Least Positive Integer N for 4a+7b Form: Prove Property

[Bleys]

Homework Statement

Find the least positive integer N such that every integer $$n \geq N$$ can be written in the form 4a + 7b, where a,b are non-negative integers. Prove your N has this property

Homework Equations

The Attempt at a Solution

Well, I kind of went about doing trial and error. I know 17 is not such a number, but 18,19,20,21,22 are. I figured I'd use (strong) induction. Suppose it's true for all $$22 \leq k \leq n$$. Consider now $$18 \leq n+1 -4 < n$$. By the induction hypothesis n+1 -4 = 4a + 7b, so n+1 = 4(a+1) +7b, for some non-negative a,b.

Is this correct? What if I wanted to do it more generally. That is, if gcd(x,y)=1 find N such that, for all $$n \geq N$$, n can be written as xa+yb, for non-negative a,b?

 

[rasmhop]

That is correct.

The general case is a little harder as we can't just use trial and error and confirm our observations. I will give you a sketch here of how to show that N=(x-1)(y-1) (especially the second part is pretty vague, but you can just ask if you're having trouble figuring it out).

First to show that N must be at least (x-1)(y-1) assume that there exists non-negative integers a,b such that:
ax + by = (x-1)(y-1)-1
Then (a+1 - y)x + (b + 1)y = 0 so x | b+1, and therefore $b \geq x-1$ and similarly $a \geq y-1$. Use these inequalities and ax+by = (x-1)(y-1) - 1 to obtain a contradiction and thereby showing N must be at least (x-1)(y-1).
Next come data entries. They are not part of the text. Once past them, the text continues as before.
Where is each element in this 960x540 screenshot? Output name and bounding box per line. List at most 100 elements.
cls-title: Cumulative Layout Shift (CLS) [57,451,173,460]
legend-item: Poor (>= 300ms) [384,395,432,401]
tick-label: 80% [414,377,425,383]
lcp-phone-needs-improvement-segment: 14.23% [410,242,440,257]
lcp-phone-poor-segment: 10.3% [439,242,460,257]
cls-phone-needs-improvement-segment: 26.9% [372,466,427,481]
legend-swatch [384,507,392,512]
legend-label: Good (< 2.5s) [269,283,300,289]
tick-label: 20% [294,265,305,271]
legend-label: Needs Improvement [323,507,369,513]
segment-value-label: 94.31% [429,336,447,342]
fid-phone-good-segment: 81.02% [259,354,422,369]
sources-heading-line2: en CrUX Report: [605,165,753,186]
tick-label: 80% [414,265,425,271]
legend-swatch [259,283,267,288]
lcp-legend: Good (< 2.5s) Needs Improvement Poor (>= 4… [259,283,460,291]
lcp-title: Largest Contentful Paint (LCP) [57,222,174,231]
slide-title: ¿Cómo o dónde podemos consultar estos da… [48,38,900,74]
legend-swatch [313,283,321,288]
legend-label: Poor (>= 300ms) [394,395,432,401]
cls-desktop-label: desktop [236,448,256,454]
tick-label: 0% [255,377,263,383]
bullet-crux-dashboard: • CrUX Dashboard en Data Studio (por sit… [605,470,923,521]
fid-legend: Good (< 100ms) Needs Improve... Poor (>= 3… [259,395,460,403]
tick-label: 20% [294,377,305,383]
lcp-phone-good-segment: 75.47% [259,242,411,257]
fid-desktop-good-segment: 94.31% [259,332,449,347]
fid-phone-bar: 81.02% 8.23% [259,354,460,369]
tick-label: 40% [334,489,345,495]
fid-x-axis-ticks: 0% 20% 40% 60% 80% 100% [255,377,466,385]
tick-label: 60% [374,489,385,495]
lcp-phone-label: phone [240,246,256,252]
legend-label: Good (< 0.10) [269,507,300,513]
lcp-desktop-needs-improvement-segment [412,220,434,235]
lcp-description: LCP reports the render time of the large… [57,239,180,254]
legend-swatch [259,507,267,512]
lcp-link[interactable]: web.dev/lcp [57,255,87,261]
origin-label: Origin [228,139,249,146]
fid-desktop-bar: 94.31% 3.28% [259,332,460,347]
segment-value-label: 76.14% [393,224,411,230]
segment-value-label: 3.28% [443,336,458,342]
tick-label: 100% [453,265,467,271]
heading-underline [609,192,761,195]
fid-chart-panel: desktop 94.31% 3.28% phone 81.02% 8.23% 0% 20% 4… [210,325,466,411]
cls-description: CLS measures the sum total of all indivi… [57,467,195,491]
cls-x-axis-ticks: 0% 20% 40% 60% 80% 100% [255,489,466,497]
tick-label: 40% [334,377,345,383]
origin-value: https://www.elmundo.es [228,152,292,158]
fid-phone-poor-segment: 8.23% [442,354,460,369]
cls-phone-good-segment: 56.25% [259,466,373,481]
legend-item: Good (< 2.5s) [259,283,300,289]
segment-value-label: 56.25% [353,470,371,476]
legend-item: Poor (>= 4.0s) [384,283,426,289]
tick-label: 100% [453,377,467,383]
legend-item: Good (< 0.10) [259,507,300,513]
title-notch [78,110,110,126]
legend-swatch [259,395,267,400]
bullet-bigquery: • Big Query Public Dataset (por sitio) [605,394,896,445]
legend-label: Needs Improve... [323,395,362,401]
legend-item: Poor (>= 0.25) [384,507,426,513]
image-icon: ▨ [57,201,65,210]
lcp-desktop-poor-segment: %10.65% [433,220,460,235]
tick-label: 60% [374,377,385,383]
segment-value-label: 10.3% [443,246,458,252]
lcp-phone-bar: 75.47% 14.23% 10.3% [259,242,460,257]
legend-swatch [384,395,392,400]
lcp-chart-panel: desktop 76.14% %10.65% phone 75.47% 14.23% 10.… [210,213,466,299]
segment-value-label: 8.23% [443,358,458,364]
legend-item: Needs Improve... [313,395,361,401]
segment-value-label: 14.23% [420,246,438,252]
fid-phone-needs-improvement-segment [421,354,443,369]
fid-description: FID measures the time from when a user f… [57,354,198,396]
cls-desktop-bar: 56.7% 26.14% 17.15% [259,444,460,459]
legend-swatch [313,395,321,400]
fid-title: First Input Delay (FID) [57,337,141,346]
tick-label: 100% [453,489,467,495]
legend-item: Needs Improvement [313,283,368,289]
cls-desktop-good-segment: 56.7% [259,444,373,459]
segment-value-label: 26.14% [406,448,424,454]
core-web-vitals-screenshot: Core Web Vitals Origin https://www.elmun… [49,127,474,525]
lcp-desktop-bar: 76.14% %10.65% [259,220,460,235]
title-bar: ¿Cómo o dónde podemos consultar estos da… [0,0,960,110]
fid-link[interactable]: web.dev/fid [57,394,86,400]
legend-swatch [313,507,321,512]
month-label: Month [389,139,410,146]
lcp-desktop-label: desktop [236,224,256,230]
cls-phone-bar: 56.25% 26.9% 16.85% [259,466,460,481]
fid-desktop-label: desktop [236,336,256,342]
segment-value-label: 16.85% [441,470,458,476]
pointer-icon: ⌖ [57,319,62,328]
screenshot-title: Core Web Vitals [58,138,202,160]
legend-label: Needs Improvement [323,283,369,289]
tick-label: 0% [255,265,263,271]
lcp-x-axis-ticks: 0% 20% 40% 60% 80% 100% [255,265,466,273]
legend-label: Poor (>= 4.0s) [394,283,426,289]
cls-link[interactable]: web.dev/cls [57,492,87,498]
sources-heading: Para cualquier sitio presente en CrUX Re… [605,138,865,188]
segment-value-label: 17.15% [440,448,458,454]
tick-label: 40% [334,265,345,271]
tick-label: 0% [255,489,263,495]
Assume without loss of generality x > y. Let r be an integer in {0,1,...,y-2}. Then
$$(y-2)x \leq (x-1)(y-1)+r$$
You can show that there exists an integer a in {0,1,...,y-2} such that
$$(y-1)(x-1) +r \equiv ax \pmod y$$
[HINT: 0x, 1x, 2x, ..., (y-2)x represents all residue classes modulo y except the residue class of -x]
and use this to find a non-negative integer b such that (x-1)(y-1)+r = ax + by. This shows (x-1)(y-1)+r can be expressed as a linear combination of x and y with positive coefficients for r in {0,1,...,y-2}. We now only need to show it for r=y-1, but then (x-1)(y-1) + r = x(y-1).

 

[Bleys]

That last part I don't understand.
How do you deduce from the inequality that there is an integer a with that property? I'm sorry if it should be obvious..

 

[rasmhop]

The inequality isn't actually used to find a suitable a, but rather to ensure that when we do the b we choose will be non-negative.

0x, 1x, 2x, ..., (y-2)x, (y-1)x represent all residue classes modulo y. Therefore (x-1)(y-1)+r must be congruent to one of these modulo y. So we get that for some a in {0,1,...,y-1} we have:
$$(x-1)(y-1)+r \equiv ax \pmod y$$
a could not be y-1 because then we would have (using that y-1 is congruent to -1 modulo y):
$$-x \equiv (y-1)x = ax \equiv (x-1)(y-1)+r \equiv -x+1+r \pmod y$$
Cancelling we get $1+r \equiv 0 \pmod y$, but this is a contradiction since r+1 is in {1,2,...,y-1}.

 

[Bleys]

Ok, thank you!